Эта постройка примыкала к заброшенной церкви, в которой при царе Горохе размещалась церковно-приходская школа, а в последние годы процветало увеселительное заведение с баром и игральным залом. Теперь в одной половине одноэтажного здания размещался склад Красного Креста, а другая – служила пристанищем для вновь прибывших в Бельгию беженцев.
В дальней комнате, где, по всей вероятности, когда-то находилась учительская, стояли три кровати, на одной из которых, деревянной и резной, не стыдно было и королей укладывать на сон грядущий, а на двух других – и его слуг. Новую белую постель для всех членов семьи захватила с собой молодая девушка, которой было поручено помочь одинокой матери с детьми обустроиться на новом месте.
За спальней следовала комната, которая занимала центральную часть жилой постройки. Она представляла собой классную комнату с высокими окнами, где из мебели сохранились только сдвинутые в ряд стулья, учительский стол и классная доска. Довольный Витя сразу оценил гулкий простор пустого помещения как классное футбольное поле, а мячом ему послужила пустая банка из-под кока-колы.

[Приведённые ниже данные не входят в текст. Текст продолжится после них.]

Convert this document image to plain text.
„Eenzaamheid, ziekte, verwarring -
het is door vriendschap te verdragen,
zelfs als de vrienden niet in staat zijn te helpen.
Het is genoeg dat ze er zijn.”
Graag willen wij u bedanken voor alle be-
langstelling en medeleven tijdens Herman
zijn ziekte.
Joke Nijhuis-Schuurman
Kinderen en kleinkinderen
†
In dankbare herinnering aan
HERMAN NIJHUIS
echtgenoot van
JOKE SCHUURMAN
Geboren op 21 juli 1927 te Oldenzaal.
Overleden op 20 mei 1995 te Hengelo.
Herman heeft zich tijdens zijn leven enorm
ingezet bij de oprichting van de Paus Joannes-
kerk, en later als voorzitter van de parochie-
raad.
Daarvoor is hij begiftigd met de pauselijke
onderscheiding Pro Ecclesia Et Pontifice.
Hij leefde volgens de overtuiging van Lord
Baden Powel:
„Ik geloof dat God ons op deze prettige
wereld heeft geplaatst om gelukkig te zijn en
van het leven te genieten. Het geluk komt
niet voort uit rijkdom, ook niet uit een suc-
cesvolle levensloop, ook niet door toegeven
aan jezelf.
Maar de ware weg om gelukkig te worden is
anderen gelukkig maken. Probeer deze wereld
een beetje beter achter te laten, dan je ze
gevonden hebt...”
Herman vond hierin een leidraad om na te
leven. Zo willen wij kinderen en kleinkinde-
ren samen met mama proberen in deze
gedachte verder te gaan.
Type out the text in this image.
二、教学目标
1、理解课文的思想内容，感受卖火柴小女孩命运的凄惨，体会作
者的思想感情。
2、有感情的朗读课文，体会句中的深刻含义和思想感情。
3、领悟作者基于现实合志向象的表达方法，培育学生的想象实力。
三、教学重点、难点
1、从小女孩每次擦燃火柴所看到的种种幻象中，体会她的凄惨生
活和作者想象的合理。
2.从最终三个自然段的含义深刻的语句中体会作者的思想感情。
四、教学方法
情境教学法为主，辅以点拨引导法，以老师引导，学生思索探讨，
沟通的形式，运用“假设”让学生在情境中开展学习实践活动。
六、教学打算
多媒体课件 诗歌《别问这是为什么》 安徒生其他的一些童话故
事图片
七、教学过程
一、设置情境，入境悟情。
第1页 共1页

К классной комнате примыкала прихожая. Прихожая напоминала зальную комнату, где рядом с печкой-буржуйкой стояло кресло, а под окном – длинный диван. Украшением этой прихожей был высокий бар, за которым размещалась кухня.
Ванной комнаты для жильцов предусмотрено не было, а туалеты с белыми унитазами находились под навесом на школьном дворе. Рядом с унитазами стояли вёдра с водой для смыва. Эта примитивная туалетная техника была уже Лебедевым известна.
Проведя обзорную экскурсию по комнатам бывшей церковно-приходской школы, социальная работница ушла, а перед уходом вручила Вере картонный ящик с едой по списку: чай, кофе, сухое молоко, сахар, различные консервы, молоко и йогурт, шоколад и конфитюр, нарезанные ветчина, колбаса, сыр и хлеб.
После сытного ужина Вера и дети тут же полюбили Бельгию без всяких условностей. Сон в чистой постели пошёл беглецам на пользу, а аппетитный завтрак удвоил их хорошее настроение. Тёплое солнечное утро сияло, небеса беззаботно голубели, словно во всём мире не было печали и страданий. Пока Вера обустраивалась на новом месте, её дети весело играли в бывшем школьном дворе, но выйти за калитку никто из них не решался.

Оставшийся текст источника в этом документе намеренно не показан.